En cause : le durcissement des règles électorale, la réduction des partis politiques et la répression des opposants. Plusieurs figures de premier plan comme Reckya Madougou et Joël Aïvo ont été condamnés à de lourdes peines de prison pour des crimes (financement du terrorisme et complot contre la sureté de l’Etat). D’autres ont tout simplement quitté le pays. 

Lors de la campagne, le candidat du pouvoir a promis de « continuer, amplifier » mais aussi de « corriger » l’action de son prédécesseur.

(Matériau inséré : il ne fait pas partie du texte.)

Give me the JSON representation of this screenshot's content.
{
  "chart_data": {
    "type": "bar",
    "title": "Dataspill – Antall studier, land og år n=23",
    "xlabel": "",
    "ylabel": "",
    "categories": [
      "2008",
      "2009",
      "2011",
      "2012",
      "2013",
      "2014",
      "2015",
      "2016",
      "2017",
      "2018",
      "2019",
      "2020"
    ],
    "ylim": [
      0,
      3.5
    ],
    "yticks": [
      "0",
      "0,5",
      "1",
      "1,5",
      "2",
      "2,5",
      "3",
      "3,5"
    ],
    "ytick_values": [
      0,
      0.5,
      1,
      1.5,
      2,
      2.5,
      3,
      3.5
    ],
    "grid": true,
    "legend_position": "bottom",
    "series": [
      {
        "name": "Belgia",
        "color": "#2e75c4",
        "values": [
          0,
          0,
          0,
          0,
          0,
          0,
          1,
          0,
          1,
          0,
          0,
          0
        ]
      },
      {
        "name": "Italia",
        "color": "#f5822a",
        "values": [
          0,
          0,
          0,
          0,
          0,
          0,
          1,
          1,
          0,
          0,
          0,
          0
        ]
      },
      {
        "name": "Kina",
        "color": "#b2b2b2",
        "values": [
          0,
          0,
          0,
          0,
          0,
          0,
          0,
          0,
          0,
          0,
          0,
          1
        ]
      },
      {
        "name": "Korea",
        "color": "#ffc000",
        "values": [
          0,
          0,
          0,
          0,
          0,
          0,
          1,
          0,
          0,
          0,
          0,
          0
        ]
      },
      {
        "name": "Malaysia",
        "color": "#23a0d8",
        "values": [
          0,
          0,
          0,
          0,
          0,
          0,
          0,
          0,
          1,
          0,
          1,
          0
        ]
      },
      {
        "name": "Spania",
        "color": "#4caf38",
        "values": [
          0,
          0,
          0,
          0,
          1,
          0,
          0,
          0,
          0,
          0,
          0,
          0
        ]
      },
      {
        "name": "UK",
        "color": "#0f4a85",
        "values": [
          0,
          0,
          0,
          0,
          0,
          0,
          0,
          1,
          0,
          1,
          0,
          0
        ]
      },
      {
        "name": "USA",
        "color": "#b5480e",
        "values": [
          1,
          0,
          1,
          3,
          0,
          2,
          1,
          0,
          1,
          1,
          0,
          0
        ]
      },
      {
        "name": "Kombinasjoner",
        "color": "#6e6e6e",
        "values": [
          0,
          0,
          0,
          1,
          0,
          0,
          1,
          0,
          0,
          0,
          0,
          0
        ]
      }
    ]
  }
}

Faut-il y voir le signe d’une plus grand clémence ?  

« Patrice Talon n’est pas favorable à ce que les opposants emprisonnés soient graciés mais son successeur pourrait le faire » suggère le journaliste béninois Francis Kaptindé. 

Menace jihadiste  

Autre enjeu et non des moindres la question sécuritaire liée à la progression des groupes jihadistes au nord, dans les zones frontalières avec le Burkina, le Niger et le Nigéria.  

Le 25 avril 2025, 54 soldats béninois sont morts dans des attaques coordonnées du JNIM (le Groupe de soutien à l’islam et aux musulmans), lié à Al-Qaïda, qui demeurent à ce jour les plus meurtrières. 

Une menace qui a bien failli coûter sa place au président Talon, victime le 7 décembre dernier d’une tentative de putsch orchestrée par un groupe de militaires mutins au nom de la défense nationale. Un coup d’État rapidement déjouée par les forces loyalistes béninoises avec l’aide du Nigeria et de la France

Son potentiel successeur, Romuald Wadagni, a promis l’acquisition de nouveaux équipements militaires, plus modernes, et de renforcer la coopération sécuritaire avec les voisins du Bénin.  

Une tâche qui pourrait se révéler ardue en cas de victoire pour l’aspirant président, au vu des relations exécrables entre Patrice Talon et les dirigeants de l’Alliance des États du Sahel (Mali, Burkina Faso, Niger) et plus particulièrement avec son homologue nigérien, Abdourahamane Tiani, qui l’accuse régulièrement de vouloir déstabiliser son pays. 

« Nous devons nous parler. Nous n’avons pas le choix » insistait pourtant Romuald Wadagni, le 21 mars dernier lors de la présentation de son programme. À quelques semaines du début de la campagne, une nouvelle attaque du JNIM a fait quinze morts au sein de l’armée béninoise, lors d’une attaque nocturne contre une caserne, à quelques kilomètres de la frontière avec le Niger.